SANTO CONTO | A pata do leão

Leônidas Pellegrini
Leônidas Pellegrini
Professor, escritor e revisor.

Baseado em um episódio da vida de São Leão Magno

O Santo Padre recebia contente a longa fila de fiéis que lhe vinham beijar a mão. Alegrava-se com a piedade popular, e fazia questão de sorrir para cada um que lhe pedia a bênção. De repente, apareceu uma jovem realmente bonita, que o desconcentrou. Voltou a si, mas a beleza da moça era realmente inquietante e, assim que aqueles jovens lábios tocaram sua mão, sentiu um frêmito, uma inquietação, por um segundo queimou-se todo por dentro.

Aí, o pobre azedou. Não sorriu mais, nem prestou atenção ao movimento da fila, que ainda durou um bom tempo. Deixou a mão estendida e foi abençoando o povo maquinalmente, perdido em seus pensamentos. A culpa o vexava, o torturava e o consumia, e aquele segundo de fraqueza ia se tornando uma eternidade de remorso.

Acabada a sessão, saiu resolvido a penitenciar-se pelo resto do dia. Incapaz de se concentrar em qualquer trabalho que fosse, passou horas em oração, os joelhos no chão duro, sem comer, nem beber, nem ir ao banheiro. Debalde. Se não conseguira se focar no trabalho, tampouco o pôde nas orações. Enquanto isso, demônios em torno dele dançavam e riam alegremente de sua miséria. Veio-lhe então uma ideia extrema, mas necessária. Já caía a noite, e o Pontífice, resoluto, foi atrás de uma machadinha. “Já que a fraqueza veio desta mão”, pensava, “melhor cortar o mal pela raiz. Se teu olho te causa escândalo…”

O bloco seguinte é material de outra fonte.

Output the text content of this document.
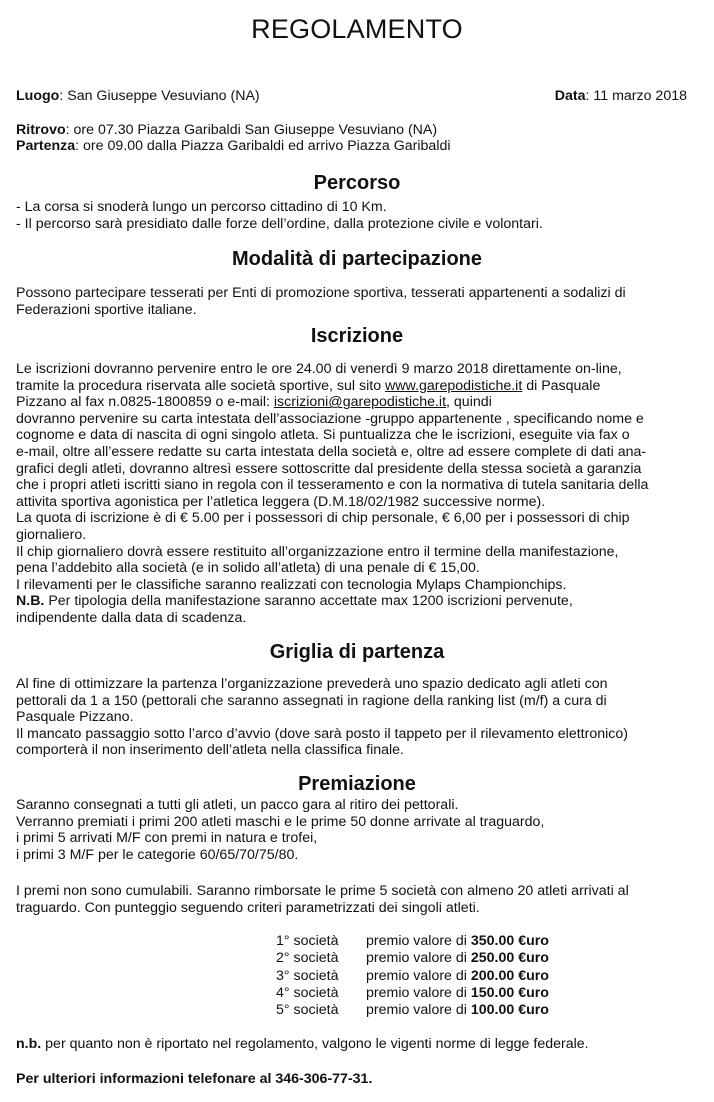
REGOLAMENTO
Luogo: San Giuseppe Vesuviano (NA)	Data: 11 marzo 2018
Ritrovo: ore 07.30 Piazza Garibaldi San Giuseppe Vesuviano (NA)
Partenza: ore 09.00 dalla Piazza Garibaldi ed arrivo Piazza Garibaldi
Percorso

- La corsa si snoderà lungo un percorso cittadino di 10 Km.

- Il percorso sarà presidiato dalle forze dell’ordine, dalla protezione civile e volontari.

Modalità di partecipazione

Possono partecipare tesserati per Enti di promozione sportiva, tesserati appartenenti a sodalizi di

Federazioni sportive italiane.

Iscrizione

Le iscrizioni dovranno pervenire entro le ore 24.00 di venerdì 9 marzo 2018 direttamente on-line,

tramite la procedura riservata alle società sportive, sul sito www.garepodistiche.it di Pasquale

Pizzano al fax n.0825-1800859 o e-mail: iscrizioni@garepodistiche.it, quindi

dovranno pervenire su carta intestata dell’associazione -gruppo appartenente , specificando nome e

cognome e data di nascita di ogni singolo atleta. Si puntualizza che le iscrizioni, eseguite via fax o

e-mail, oltre all’essere redatte su carta intestata della società e, oltre ad essere complete di dati ana-

grafici degli atleti, dovranno altresì essere sottoscritte dal presidente della stessa società a garanzia

che i propri atleti iscritti siano in regola con il tesseramento e con la normativa di tutela sanitaria della

attivita sportiva agonistica per l’atletica leggera (D.M.18/02/1982 successive norme).

La quota di iscrizione è di € 5.00 per i possessori di chip personale, € 6,00 per i possessori di chip

giornaliero.

Il chip giornaliero dovrà essere restituito all’organizzazione entro il termine della manifestazione,

pena l’addebito alla società (e in solido all’atleta) di una penale di € 15,00.

I rilevamenti per le classifiche saranno realizzati con tecnologia Mylaps Championchips.

N.B. Per tipologia della manifestazione saranno accettate max 1200 iscrizioni pervenute,

indipendente dalla data di scadenza.

Griglia di partenza

Al fine di ottimizzare la partenza l’organizzazione prevederà uno spazio dedicato agli atleti con

pettorali da 1 a 150 (pettorali che saranno assegnati in ragione della ranking list (m/f) a cura di

Pasquale Pizzano.

Il mancato passaggio sotto l’arco d’avvio (dove sarà posto il tappeto per il rilevamento elettronico)

comporterà il non inserimento dell’atleta nella classifica finale.

Premiazione

Saranno consegnati a tutti gli atleti, un pacco gara al ritiro dei pettorali.

Verranno premiati i primi 200 atleti maschi e le prime 50 donne arrivate al traguardo,

i primi 5 arrivati M/F con premi in natura e trofei,

i primi 3 M/F per le categorie 60/65/70/75/80.

I premi non sono cumulabili. Saranno rimborsate le prime 5 società con almeno 20 atleti arrivati al

traguardo. Con punteggio seguendo criteri parametrizzati dei singoli atleti.

1° società	premio valore di 350.00 €uro
2° società	premio valore di 250.00 €uro
3° società	premio valore di 200.00 €uro
4° società	premio valore di 150.00 €uro
5° società	premio valore di 100.00 €uro
n.b. per quanto non è riportato nel regolamento, valgono le vigenti norme di legge federale.
Per ulteriori informazioni telefonare al 346-306-77-31.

Antes, consultou uma última vez sua consciência e dirigiu-se a Nosso Senhor: “Amado Pai, perdoai a vil fragilidade que me fez pecar, e este ato que estou prestes a cometer contra mim. Mas, sabei, Pai querido, que é por amor a Vós e Vossa Mãe Santíssima. Maria, Mãe e Rainha, roga por este miserável pecador!” E desceu o corte. De uma vez só, preciso e ligeiro. A dor era insuportável, mas o Santo Padre aguentava, em silêncio, o rosto contraído, as lágrimas escorrendo, mas sempre em silêncio, firme. “Dor muito pior é a que espera no Inferno”, dizia de si para si enquanto via o sangue a esguichar e escorrer, manchando-lhe as roupas e empoçando o chão.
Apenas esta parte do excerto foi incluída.